Nathanaël reprit sa route vers le caveau, une pointe de jalousie dans le cœur. Il avait lui-même déjà repéré cet arbre à son arrivée et sa planque lui avait été piquée par cette effrontée. Tant pis pour lui, il devrait alors affronter la chaleur, le soleil et les gens.

Il présenta rapidement ses condoléances à la famille de la défunte puis s'assit sur une des chaises vides. Comme pour s'assurer qu'il ne pouvait plus s'esquiver, il regarda autour de lui, se retourna et vit au loin la jeune Emma adossée contre le platane, son sac rouge à ses pieds.

La cérémonie ne dura pas plus de vingt minutes, mais Nathanaël eut l'impression qu'il avait passé plus de deux heures assis sur cette chaise inconfortable. L'officier avait lu des extraits ennuyeux d'un livre de prières alors que l'assistance transpirait à grosses gouttes.
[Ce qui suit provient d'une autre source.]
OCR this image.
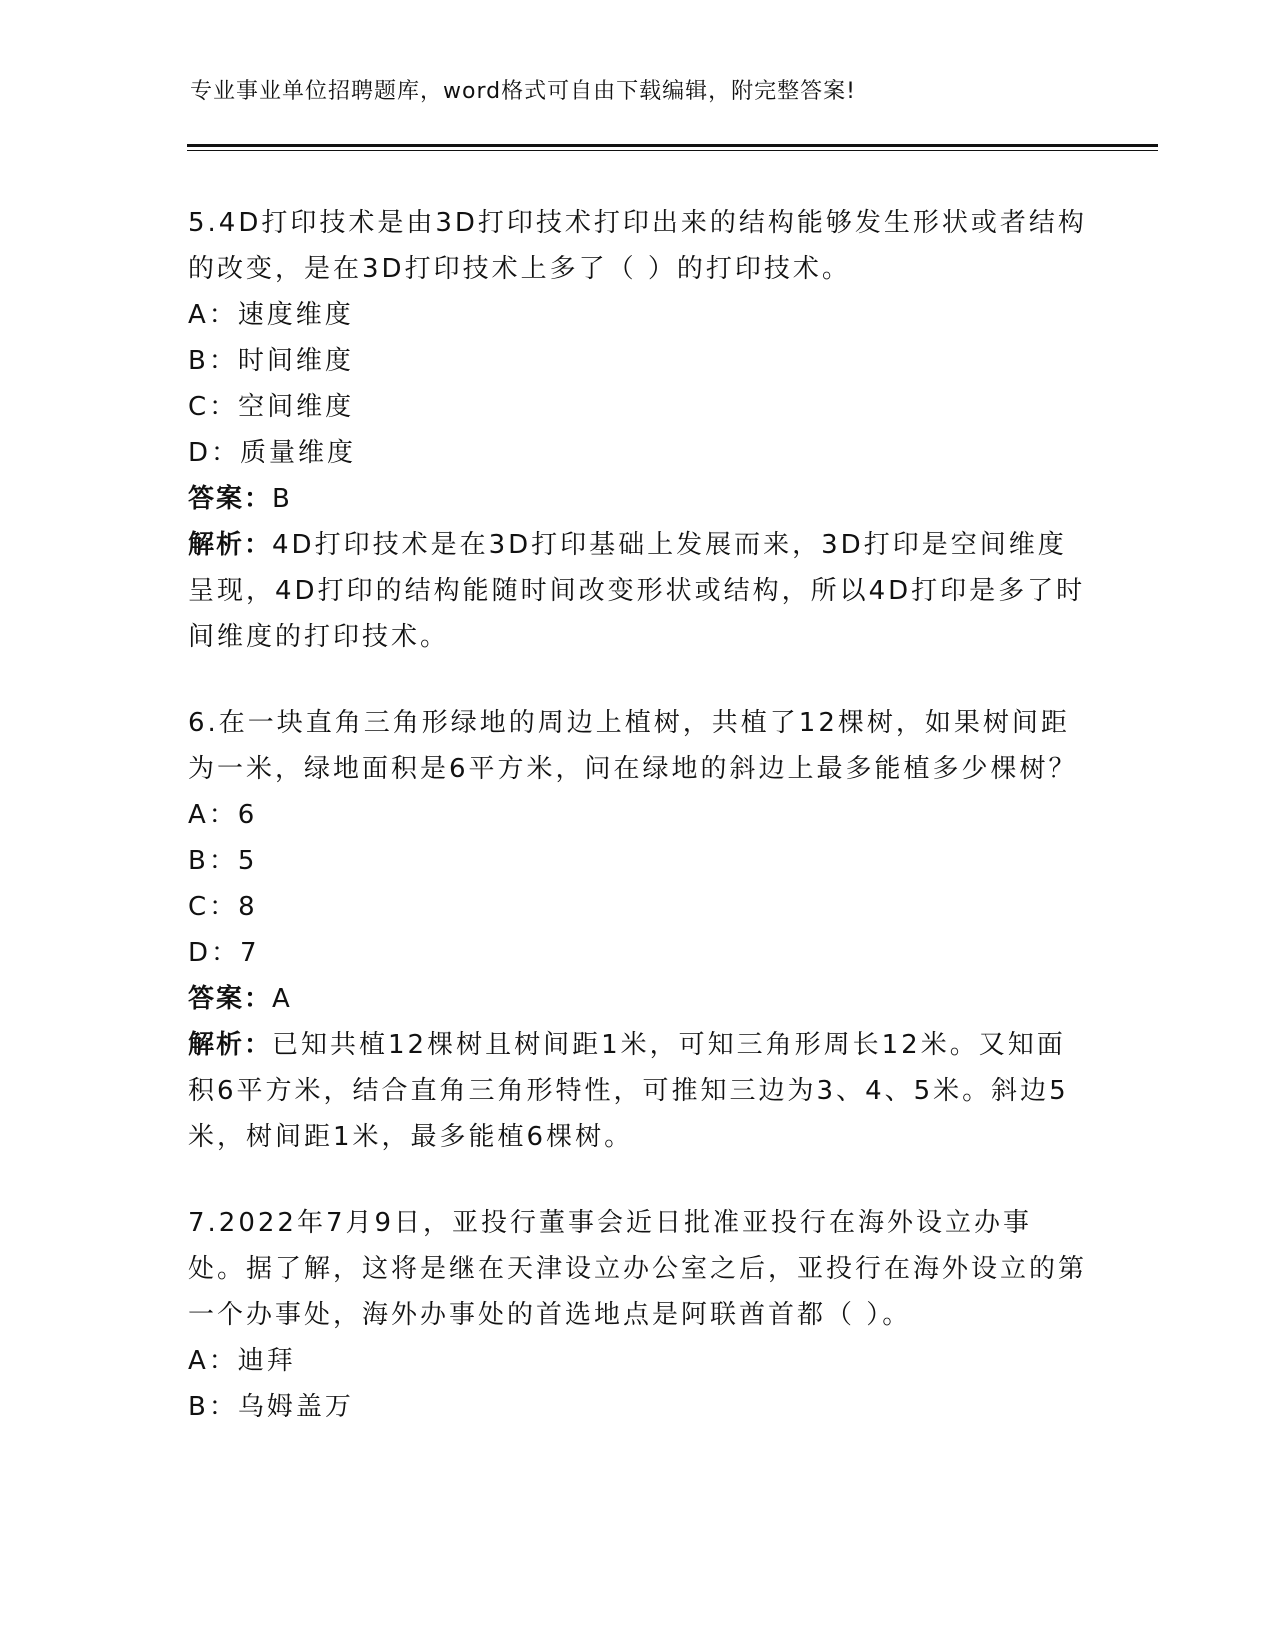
专业事业单位招聘题库，word格式可自由下载编辑，附完整答案!

5.4D打印技术是由3D打印技术打印出来的结构能够发生形状或者结构的改变，是在3D打印技术上多了（ ）的打印技术。

A：速度维度

B：时间维度

C：空间维度

D：质量维度

答案：B

解析：4D打印技术是在3D打印基础上发展而来，3D打印是空间维度呈现，4D打印的结构能随时间改变形状或结构，所以4D打印是多了时间维度的打印技术。

6.在一块直角三角形绿地的周边上植树，共植了12棵树，如果树间距为一米，绿地面积是6平方米，问在绿地的斜边上最多能植多少棵树？

A：6

B：5

C：8

D：7

答案：A

解析：已知共植12棵树且树间距1米，可知三角形周长12米。又知面积6平方米，结合直角三角形特性，可推知三边为3、4、5米。斜边5米，树间距1米，最多能植6棵树。

7.2022年7月9日，亚投行董事会近日批准亚投行在海外设立办事处。据了解，这将是继在天津设立办公室之后，亚投行在海外设立的第一个办事处，海外办事处的首选地点是阿联酋首都（ ）。

A：迪拜

B：乌姆盖万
Quand tout fut fini, seulement quatre ou cinq personnes entrèrent dans le caveau. Nathanaël quitta son siège et se dirigea vers la jeune femme qui ramassait déjà son sac, prête à partir. Il l'interpella alors.

— Mademoiselle Leroux ? demanda-t-il.

— Oui, répondit-elle en se retournant, bonjour, excusez-moi, vous devez être de la famille de Margarette. Je ne suis pas à l'aise dans la foule, je ne vous ai pas saluée, mais je vous présente mes condoléances.

Elle ôta ses lunettes de soleil et Nathanaël put admirer ses beaux yeux en amande vert foncé. Il fut troublé une seconde par le charme et la fraîcheur de cette jeune femme puis il se reprit lorsqu'elle lui tendit chaleureusement sa main droite. Il la serra fermement, comme à son habitude.